Monday, December 20, 2021

Complaints about DCCC

Our new book is titled Divided We Stand: The 2020 Elections and American Politics.  Among other things, it discusses state and congressional elections  

 Rachael Bade at Politico:

1) BOTCHED MESSAGING — Universally, we heard that there’s been too much Trump talk, not enough focus on pocketbook issues. TERRY MCAULIFFE banged the anti-Trump drum constantly on his way to losing the race for Virginia governor. But at-risk members we spoke with worry that Maloney is still embracing the Trump-as-boogeyman strategy, blasting Republicans as extreme for seeking his blessing or otherwise supporting him.

“This is crazy to me that the DCCC is rolling out a playbook that they know doesn’t work and that they encouraged people in 2018 not to use,” said the member who dropped the f-bomb to describe the situation. The person argued that in 2018, the committee gave the opposite advice — focus relentlessly on pocketbook issues and let Trump’s antics speak for themselves — and Democrats flipped more than 40 seats to take the chamber.

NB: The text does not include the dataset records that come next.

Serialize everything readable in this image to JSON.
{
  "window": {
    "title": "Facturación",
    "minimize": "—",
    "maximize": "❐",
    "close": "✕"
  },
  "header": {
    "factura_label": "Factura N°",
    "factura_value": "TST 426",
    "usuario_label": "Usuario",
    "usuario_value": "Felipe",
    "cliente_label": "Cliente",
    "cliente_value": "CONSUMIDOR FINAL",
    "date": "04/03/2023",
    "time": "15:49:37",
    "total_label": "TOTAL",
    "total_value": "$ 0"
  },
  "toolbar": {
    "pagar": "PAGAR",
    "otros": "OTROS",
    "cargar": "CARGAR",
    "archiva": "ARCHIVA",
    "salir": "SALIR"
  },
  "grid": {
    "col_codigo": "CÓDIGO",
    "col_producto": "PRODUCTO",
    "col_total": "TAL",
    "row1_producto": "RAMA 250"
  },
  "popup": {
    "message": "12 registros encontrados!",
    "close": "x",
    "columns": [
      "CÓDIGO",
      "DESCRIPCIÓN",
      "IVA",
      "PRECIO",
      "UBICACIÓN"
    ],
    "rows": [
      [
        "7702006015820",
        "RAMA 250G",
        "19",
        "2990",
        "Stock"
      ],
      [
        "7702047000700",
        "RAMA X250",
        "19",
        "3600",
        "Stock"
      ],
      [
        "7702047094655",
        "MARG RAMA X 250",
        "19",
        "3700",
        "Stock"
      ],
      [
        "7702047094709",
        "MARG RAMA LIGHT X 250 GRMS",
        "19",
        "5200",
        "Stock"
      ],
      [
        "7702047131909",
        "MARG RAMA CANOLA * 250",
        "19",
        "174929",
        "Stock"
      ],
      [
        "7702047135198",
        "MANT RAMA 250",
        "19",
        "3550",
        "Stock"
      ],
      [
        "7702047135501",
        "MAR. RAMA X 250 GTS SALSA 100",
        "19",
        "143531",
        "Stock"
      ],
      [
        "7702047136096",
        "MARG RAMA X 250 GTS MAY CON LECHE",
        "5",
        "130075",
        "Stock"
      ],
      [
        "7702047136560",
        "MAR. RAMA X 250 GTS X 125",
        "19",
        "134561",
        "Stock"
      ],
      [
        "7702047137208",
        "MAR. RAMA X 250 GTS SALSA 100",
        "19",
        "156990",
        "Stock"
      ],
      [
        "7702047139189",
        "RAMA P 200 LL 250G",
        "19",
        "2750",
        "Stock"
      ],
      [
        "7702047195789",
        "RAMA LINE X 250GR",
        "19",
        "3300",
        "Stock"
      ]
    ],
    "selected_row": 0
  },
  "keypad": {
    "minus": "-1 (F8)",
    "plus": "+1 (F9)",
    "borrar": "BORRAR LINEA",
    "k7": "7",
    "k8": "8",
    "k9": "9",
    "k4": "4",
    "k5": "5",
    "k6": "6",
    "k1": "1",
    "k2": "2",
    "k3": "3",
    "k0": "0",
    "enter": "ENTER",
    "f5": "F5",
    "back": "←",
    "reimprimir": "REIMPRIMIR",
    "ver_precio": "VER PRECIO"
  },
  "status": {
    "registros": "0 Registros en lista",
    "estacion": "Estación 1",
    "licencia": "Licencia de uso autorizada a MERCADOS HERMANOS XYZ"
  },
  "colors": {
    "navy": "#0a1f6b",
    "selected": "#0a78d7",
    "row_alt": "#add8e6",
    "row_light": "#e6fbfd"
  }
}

The messaging issues extend beyond Trump. As cases challenging Roe v. Wade have reached the Supreme Court, the DCCC has sent dozens of press releases attacking Republican candidates and lawmakers for opposing abortion rights. But one front-liner called abortion “a lightning rod” in their district — and said the DCCC should steer clear of it as a campaign issue.

“We should leave it up to Planned Parenthood and all the reproductive organizations to get in there and support candidates that are pro-choice and leave it at that,” the member, who like other vulnerable Democrats supports abortion rights, told us. “I’m not going to go out there and start bashing people for being pro-life. It would be a big mistake in my district.”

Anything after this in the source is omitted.